I tried messing around with it, but I couldn't get your current algorithm to work, so I tried it with a different one.
Lbl ROT
r1*C-(r3*S)//128->r5
r1*S+(R3*C)//128->r3
r5->r1
r1*48//r3+48->{r4}^^r
r2*48//r3+32->{r4}^^r
Return
If the sign bit of r3 is set, then the vertex was behind the camera and you shouldn't draw it. This code is just something that seemed to work for me, nothing more, so it's possible that it isn't the most optimized version and that there are still a few problems with it (especially since I programmed it at 2:00).
Keep in mind that a line of 10 units tall and only 3 units away from the camera requires a very wide field of view to be seen. I've tried a line of 10 units tall and 20 units away.

On irc, you also asked me what the 48 means at the start of the last 2 lines. This is a constant related to the screen's size and the FOV.

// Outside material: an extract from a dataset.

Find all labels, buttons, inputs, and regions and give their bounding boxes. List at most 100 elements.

This is a sketch of the camera:

The angle between the black lines is the field of view (in this case 90°). The green line represents the screen, which is in our case 96 pixels wide. The blue distance, which is perpendicular to the screen, is the constant we need. With a field of view of 90°, this distance is equal to half of the screen width, which is 48.
I hope that this makes it clear. If not, feel free to ask and I'll try to improve my explanation tomorrow.